Ruhunmu ateş yoksa o gözler mi alevden
Hüseyin Nihal Atsız
" Şimdi izinle hazırlanmaya gidiyorum Binbaşım "
" Tabi tabi git , ama çabuk gel "
" Emredersiniz Binbaşım " diyerek yanından ayrılmıştım . Aşk kelimesi bana çok uzakkan şimdi bir nefes yakınımdaydı . Arkamdaki adama bir daha baktım , gurur aşk her duygu onda saklıydı . Bir baba adelasıyla beni izliyordu . Sahi ben baba sevgisi görmemiş bir kızdım nereden bilebilirdim ki . Baba sevgisi , anne sevgisi ya da bir aile duygusu hiç yaşamamıştım. Ama içimden bir his Yiğitin bana hem anne , hem baba , hem bir abi hemde bir aile olcağını söylüyordu . Yavaş adımlarla odama çıktım ve hazırlanmaya başladım . Yiğitin zevki gerçekten çok güzeldi tam vücud hatlarımı oturmuştu . Kırmızı renk göğüs dekolteli , bacak boyunda uzun bir yırtmaç . Ama emindim ki bu rengin anlamına göre seçmişti . Kırmızı; İntikam , kin , öfke ve aşkın rengi . Son dokunuşlarımı yapmak için aynanın karşısına geçmiştim . Kırmızı rujumu elime alıp sürmeye başladım ardından parfümümü sıktım . Aynadan son kez kendime baktıktan sonra odadan çıktım . Oturma odasına girdiğim topuklu ayakkabının tok sesinden dolayı Yiğit oturduğu koltuktan ayaklandı .

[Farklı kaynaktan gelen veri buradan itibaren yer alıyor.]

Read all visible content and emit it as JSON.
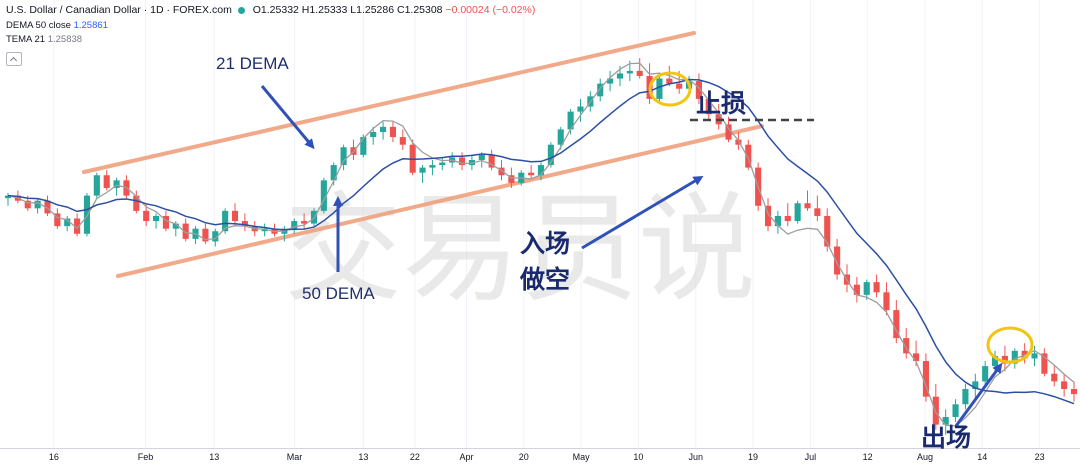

" Vay vay vay Binbaşım , sizi böyle görmek tuhaf oldu biraz "
" Neden öyle dedin Binbaşım "
" Üniforma dışında başka bir kıyafetle görmediğim için olabilir mi " diyerek belime sarıldı . Bende kollarımı boynuna sardım .

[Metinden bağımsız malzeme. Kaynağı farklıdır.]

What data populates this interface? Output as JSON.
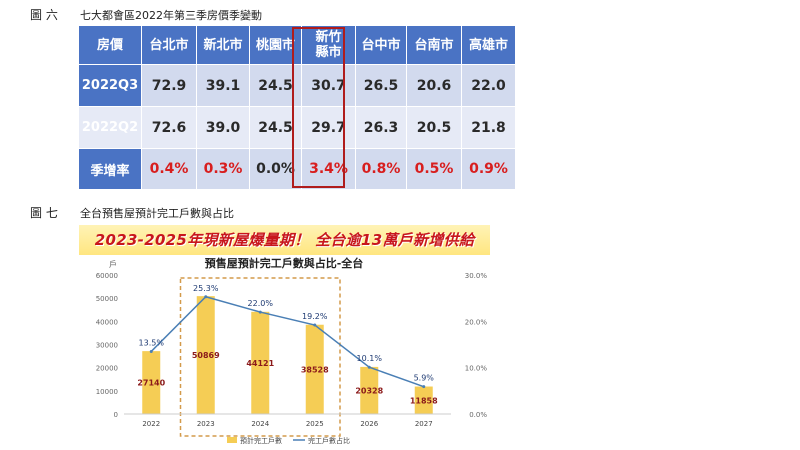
{
  "fig6": {
    "label": "圖 六",
    "title": "七大都會區2022年第三季房價季變動",
    "header": [
      "房價",
      "台北市",
      "新北市",
      "桃園市",
      "新竹縣市",
      "台中市",
      "台南市",
      "高雄市"
    ],
    "rows": [
      {
        "label": "2022Q3",
        "values": [
          "72.9",
          "39.1",
          "24.5",
          "30.7",
          "26.5",
          "20.6",
          "22.0"
        ]
      },
      {
        "label": "2022Q2",
        "values": [
          "72.6",
          "39.0",
          "24.5",
          "29.7",
          "26.3",
          "20.5",
          "21.8"
        ]
      },
      {
        "label": "季增率",
        "values": [
          "0.4%",
          "0.3%",
          "0.0%",
          "3.4%",
          "0.8%",
          "0.5%",
          "0.9%"
        ]
      }
    ],
    "highlight_city": "新竹縣市",
    "colors": {
      "header": "#4a73c4",
      "highlight_border": "#b01c1c",
      "growth_text": "#d81e1e"
    }
  },
  "fig7": {
    "label": "圖 七",
    "title": "全台預售屋預計完工戶數與占比",
    "banner": "2023-2025年現新屋爆量期！ 全台逾13萬戶新增供給"
  },
  "chart_data": {
    "type": "bar",
    "title": "預售屋預計完工戶數與占比-全台",
    "categories": [
      "2022",
      "2023",
      "2024",
      "2025",
      "2026",
      "2027"
    ],
    "left_axis_unit": "戶",
    "ylim": [
      0,
      60000
    ],
    "y_ticks": [
      "0",
      "10000",
      "20000",
      "30000",
      "40000",
      "50000",
      "60000"
    ],
    "y2lim": [
      0,
      30
    ],
    "y2_ticks": [
      "0.0%",
      "10.0%",
      "20.0%",
      "30.0%"
    ],
    "series": [
      {
        "name": "預計完工戶數",
        "type": "bar",
        "values": [
          27140,
          50869,
          44121,
          38528,
          20328,
          11858
        ],
        "labels": [
          "27140",
          "50869",
          "44121",
          "38528",
          "20328",
          "11858"
        ],
        "color": "#f5cd55"
      },
      {
        "name": "完工戶數占比",
        "type": "line",
        "axis": "right",
        "values": [
          13.5,
          25.3,
          22.0,
          19.2,
          10.1,
          5.9
        ],
        "labels": [
          "13.5%",
          "25.3%",
          "22.0%",
          "19.2%",
          "10.1%",
          "5.9%"
        ],
        "color": "#4a7fb5"
      }
    ],
    "highlight_range": [
      "2023",
      "2025"
    ],
    "legend": "bottom",
    "grid": false
  }
}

" Sen bu rengi neden seçtin anlat bana "
" Sen onu anladın mı ya " diyerek alnıma bir öpücük kondurdu
" Benden birşey kaçmaz Binbaşım , bakıyorumda sende siyahlara bürünmüşsün "
" Evet malum bir taraf yas içinde kalacak "
" Bu yasıda sen mi temsil etmeye karar verdin "
" Hayır güzelim , ben güç anlamında giydim "
" Ben güçlü değil miyim Binbaşım , neden bana siyah almadın "
" Çünkü sana intikam ve kin daha çok yakışıyor "
" Anladım ama hadi gidelim yoksa geç kalacağız "
" Peki peki peki hadi . Hanımefendiler önden " diyerek eliyle kapıyı gösterdi . Bende ufak bir gülümseme sunup kapıya yöneldim . Yiğit ise elini belime çoktan yerleştirmişti .
Şimdi hazır olun Bulut ve Gizem , devletimin , milletimin , vatanımım verdiği paralarla yaşamaya devam ederek , vatanıma hainlik yapmak nedir size göstereceğim .
Yaklaşık 15 dakika sonra lokantaya gelmiştik . Arabadan indikten sonra Yiğitin elleri yine yerine yerleşmişti yani belime. Artık emindim ki Yiğitin elinin yeri benim belimdi . Bulut ve gizemi gördükten sonra yavaş adımlarla masaya yöneldik .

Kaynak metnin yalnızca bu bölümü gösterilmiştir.